The Peggy Guggenheim Collection will be closed until further notice
Kazimir Severinovich Malevich was born February 26, 1878, near Kiev, Ukraine. He studied at the Moscow Institute of Painting, Sculpture, and Architecture in 1903. During the early years of his career, he experimented with various Modernist styles and participated in avant-garde exhibitions, such as those of the Moscow Artists’ Association, which included Vasily Kandinsky and Mikhail Larionov, and the Jack of Diamonds exhibition of 1910 in Moscow. Malevich showed his Primitivist paintings of peasants at the exhibition Donkey’s Tail in 1912. After this exhibition, he broke with Larionov’s group. In 1913, with composer Mikhail Matiushin and writer Alexei Kruchenykh, Malevich drafted a manifesto for the First Futurist Congress. That same year, he designed the sets and costumes for the opera Victory over the Sun by Matiushin and Kruchenykh. Malevich showed at the Salon des Indépendants in Paris in 1914.
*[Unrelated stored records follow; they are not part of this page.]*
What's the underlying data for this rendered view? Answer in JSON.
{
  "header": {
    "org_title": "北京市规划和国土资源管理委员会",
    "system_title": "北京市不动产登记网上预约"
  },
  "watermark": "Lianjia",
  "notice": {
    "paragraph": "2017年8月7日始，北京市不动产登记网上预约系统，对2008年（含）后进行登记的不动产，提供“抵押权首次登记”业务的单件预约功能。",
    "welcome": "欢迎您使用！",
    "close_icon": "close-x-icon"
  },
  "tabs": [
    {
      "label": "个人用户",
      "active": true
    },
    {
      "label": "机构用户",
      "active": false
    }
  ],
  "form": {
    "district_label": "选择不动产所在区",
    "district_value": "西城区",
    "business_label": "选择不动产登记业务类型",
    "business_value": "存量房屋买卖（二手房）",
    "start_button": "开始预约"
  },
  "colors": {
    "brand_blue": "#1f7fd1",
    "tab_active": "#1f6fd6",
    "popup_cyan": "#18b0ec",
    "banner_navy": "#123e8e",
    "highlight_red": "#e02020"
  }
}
At the 0.10: The Last Futurist Exhibition in Petrograd in 1915, Malevich introduced his non-objective, geometric Suprematist paintings. In 1919, he began to explore the three-dimensional applications of Suprematism in architectural models. Following the Russian Revolution in 1917, Malevich and other advanced artists were encouraged by the Soviet government and attained prominent administrative and teaching positions. Malevich began teaching at the Vitebsk Popular Art School in 1919; he soon became its director. In 1919–20, he was given a solo show at the Sixteenth State Exhibition in Moscow, which focused on Suprematism and other non-objective styles. Malevich and his students at Vitebsk formed the Suprematist group Unovis. From 1922 to 1927, he taught at the Institute of Artistic Culture in Petrograd, and between 1924 and 1926 he worked primarily on architectural models with his students.
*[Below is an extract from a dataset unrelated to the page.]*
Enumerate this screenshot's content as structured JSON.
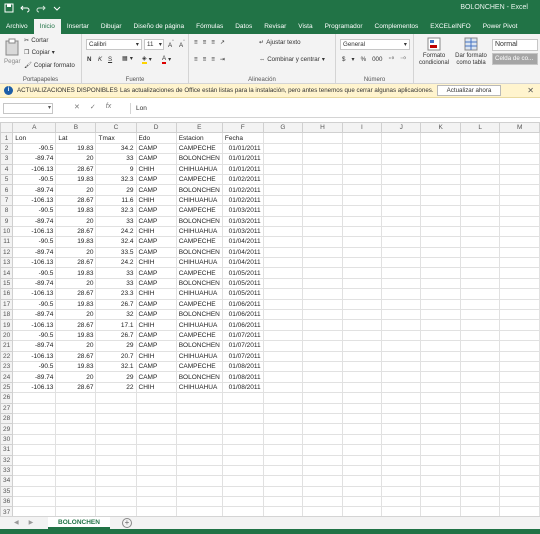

In 1927, Malevich traveled with an exhibition of his paintings to Warsaw and also went to Berlin, where his work was shown at the Grosse Berliner Kunstausstellung. In Germany, he met Jean Arp, Naum Gabo, Le Corbusier, and Kurt Schwitters and visited the Bauhaus, where he met Walter Gropius. The Tretiakov Gallery in Moscow gave Malevich a solo exhibition in 1929. Because of his connections with German artists, he was arrested in 1930 and many of his manuscripts were destroyed. In his final period, he painted in a representational style. Malevich died May 15, 1935, in Leningrad.